Chapter 2: In this chapter, the large-eddy simulation (LES) of hot jet ignition is reported in conjunction with detailed kinetics mechanism and adaptive-mesh refinement. The correlation between local values of mixture fraction gradient and ignition is discussed. Furthermore, the role of methane-hydrogen ratio on the heat release pattern is studied for two specific mixtures.
Chapter 3: The LES of CH4-H2-Air ignition is extended in this chapter to account for multivariable evaluation of ignition. Joint probability assessment of ignition explains the role of important scalars on the formation and growth of ignition. Also, the effect of CH4-H2 ratio on the spatial distribution of ignition is assessed and discussed.
Chapter 4: In this chapter, the rate of mass entrainment into the jet in the near-field region is studied. Characterization of the mass entrainment illuminates the understanding of mixing behavior of the starting turbulent jets. Through an exact solution of the momentum equation, this chapter includes a model of the diffusive transport in a round transient jet at high Reynolds numbers.

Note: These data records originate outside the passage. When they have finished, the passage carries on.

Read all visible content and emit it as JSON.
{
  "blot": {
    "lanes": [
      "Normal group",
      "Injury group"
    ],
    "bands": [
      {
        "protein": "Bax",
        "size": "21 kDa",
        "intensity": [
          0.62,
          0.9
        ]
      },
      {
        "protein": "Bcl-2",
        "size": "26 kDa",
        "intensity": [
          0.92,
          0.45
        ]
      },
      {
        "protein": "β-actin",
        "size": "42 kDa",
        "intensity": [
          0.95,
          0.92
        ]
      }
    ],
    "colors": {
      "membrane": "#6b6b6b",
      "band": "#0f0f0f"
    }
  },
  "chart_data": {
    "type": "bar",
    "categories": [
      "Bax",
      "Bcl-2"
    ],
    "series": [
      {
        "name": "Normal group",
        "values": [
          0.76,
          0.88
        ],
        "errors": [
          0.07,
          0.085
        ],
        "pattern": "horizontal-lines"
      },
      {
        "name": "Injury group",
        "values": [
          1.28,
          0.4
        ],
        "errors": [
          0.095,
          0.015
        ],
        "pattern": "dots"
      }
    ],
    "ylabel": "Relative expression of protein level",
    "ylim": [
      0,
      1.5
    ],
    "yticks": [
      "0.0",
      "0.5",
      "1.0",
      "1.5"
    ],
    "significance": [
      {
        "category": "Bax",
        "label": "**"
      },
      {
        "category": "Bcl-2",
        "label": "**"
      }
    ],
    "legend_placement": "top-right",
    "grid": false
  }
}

Chapter 5: This chapter proposes a method to evaluate the mass/heat exchange between a transient-turbulent jet and a quiescent environment. To analyze the transport phenomena in the jet near-field, the transient diffusion equation in cylindrical coordinates is explicitly solved and its solution is compared with the empirical findings. The transport solution then enables an ignition model to describe the spatiotemporal characteristics of ignition in the near-field.
Chapter 6: The development of ignition within the vortex ring of the transient jet is investigated in this chapter. The initiation, growth, and departure of the vortex ring are studied using the available empirical correlations and the LES. Using a perfectly-stirred, zero-dimensional representation of the vortex, chemical kinetic calculations provide estimates of ignition delay for various fuel mixtures.